Яробор сызнова весь сотрясся, и срыву дернул голову назад. А миг спустя не только спина его испрямилась, помягчели губы, но и открывшиеся глаза, осоловело воззрились на бесицу-трясавицу.
— И почему господин? — спросил он, как почасту было даже не осознав давеча произошедшего.

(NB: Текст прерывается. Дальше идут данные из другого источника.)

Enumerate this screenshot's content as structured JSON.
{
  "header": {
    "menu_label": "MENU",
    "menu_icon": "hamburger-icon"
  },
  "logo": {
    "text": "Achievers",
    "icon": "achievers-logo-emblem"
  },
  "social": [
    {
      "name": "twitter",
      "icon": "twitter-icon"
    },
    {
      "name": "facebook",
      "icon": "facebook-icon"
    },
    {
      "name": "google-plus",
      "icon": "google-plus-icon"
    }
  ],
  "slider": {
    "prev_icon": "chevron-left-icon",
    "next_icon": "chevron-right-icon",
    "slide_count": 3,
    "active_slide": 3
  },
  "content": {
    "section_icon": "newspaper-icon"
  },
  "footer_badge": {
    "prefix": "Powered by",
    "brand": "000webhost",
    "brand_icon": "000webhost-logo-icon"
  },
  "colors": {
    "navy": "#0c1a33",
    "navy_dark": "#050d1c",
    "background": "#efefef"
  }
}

Впрочем, вымолвленное дотоль его губами вельми четко уловила Костоломка и, наконец, заработавшая дыбка, в которой повелительно и единожды успокоительно прозвучал голос Кукера, указывающего отвлечь мальчика от поспрашаний, уменьшить в размере расширившиеся очи и уклончиво ответить:
— Господин, потому как так положено величать всякое человеческое создание, — повторила она вслед за Кукером. — А прислан я был давным-давно на Землю Богом Волопасом, еще
Уж и не ведомо на кого направлялась эта вельми бойкая речь Костоломки. На плюхающего ресницами мальчика, каковой итак не сомневался в истинности Дикинького мужичка? На Крушеца, который еще сильнее запульсировал сиянием накрывая им всю голову Ярушки? Или все же на того, кто мог приглядывать днесь от Родителя за происходящим? Поелику, как понимали Боги, за самим мальчиком Родитель не приставил догляда, явно не сомневаясь в Седми и Вежды. С тем однако, приглядывая за ними самими, посему толкование, те самые о которых не должен был ведать Родитель, велись ноне чаще в зале, которую Вежды прикрывал щитом, потому произнесенное в ней всяк раз раскатываясь по своду, не выходило за пределы маковки.
— И с Богами связи не имею, — добавила напоследок Костоломка, судя по всему, ранее озвученное предназначалось все же лучице, чтобы она более не рвала себя и мальчика.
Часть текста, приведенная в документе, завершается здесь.